On February 28, the U.S. Department of Transportation’s Pipeline and Hazardous Materials Safety Administration (PHMSA), “in consultation with the Federal Railroad Administration and pursuant to the Fixing America’s Surface Transportation Act (FAST Act) of 2015, issued a Final Rule “to revise and clarify requirements for comprehensive oil spill response plans (COSRPs)” and “[e]xpands the applicability for COSRPs; modernizes the requirements for COSRPs; requires railroads to share information about high-hazard flammable train (HHFT) operations with State and tribal emergency response commissions to improve community preparedness; and incorporates by reference a voluntary standard.
The “new rules” are located at 49 C.F.R. Part 130, Subpart C, and have been published in the Federal Register at 84 F.R. 6910 (February 28, 2019). Dates to note:
Effective date: This new rules are effective as of April 1, 2019.
Voluntary compliance date: PHMSA is authorizing voluntary compliance with the new rules beginning February 28, 2019.
Delayed compliance date: Unless otherwise specified, compliance with the amendments adopted in the Final Rule is required beginning August 27, 2019.
Incorporation by reference: The incorporation by reference of certain publications listed in the Final Rule is approved by the Director of the Federal Register as of April 1, 2019.
The new rules are authorized by the Clean Water Act, as amended by the 1990 Oil Pollution Act, the Hazardous Material Transportation Act, and the Federal Railroad Safety Act, and they will affect the operation of “high-hazard flammable trains.” According to PHMSA, these new rules are necessary because of the expansive growth in domestic energy production (oil and gas), which has created significant challenges for the country’s transportation system.
The new rules will apply to railroads transporting any liquid petroleum oil or non-petroleum oil in a quantity greater than 42,000 gallons per packaging, or a single train carrying 20 or more loaded tank cars of liquid petroleum oil in a continuous block or a single train carrying more than 35 or more loaded tank cars throughout the “train consist.” These plans must adhere to the format established in the rules and demonstrate the operator’s ability to respond effectively to a worst-case discharge and to a substantial threat of such a discharge of oil, The agency states that these rules will affect seven Class I railroads, eleven Class II railroads, and 55 Class III smaller railroads.
A railroad subject to these rules must certify that the response plan satisfies the National Contingency Plan standards (set forth at 40 C.F.R. Part 300) and is consistent with the applicable Area Contingency Plan. The response plan must be submitted to the PHMSA for review and approval (49 C.F.R. § 130.150), and the new rules contain provisions relating to training , equipment testing, and certification requirements.
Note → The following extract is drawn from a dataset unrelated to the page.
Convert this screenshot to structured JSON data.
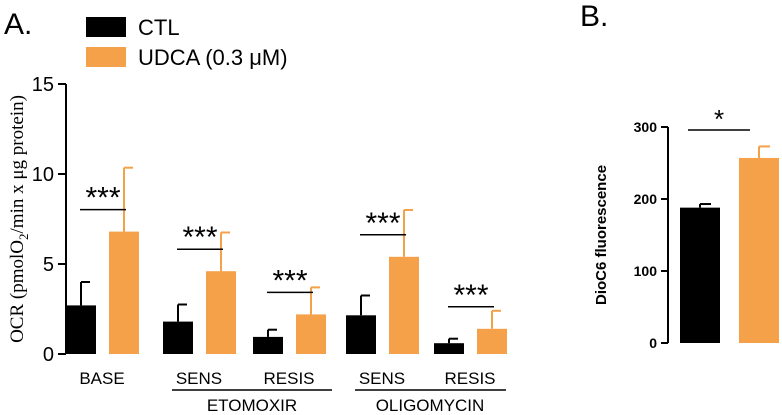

A statement has been issued by the Secretary of Transportation which summarizes some important aspects of the rule:
“The rule revises the oil spill response plan requirements currently in place to require railroads to establish geographic response zones along various rail routes and ensure that both personnel and equipment are staged and prepared to respond in the event of an accident. Furthermore, railroads are required to identify the qualified individual responsible for each response zone, as well as the organization, personnel, and equipment capable of removing and mitigating a worst-case discharge. The rule also requires rail carriers to provide information about HHFTs to state and tribal emergency response commissions in accordance with the Fixing America’s Surface Transportation Act of 2015.”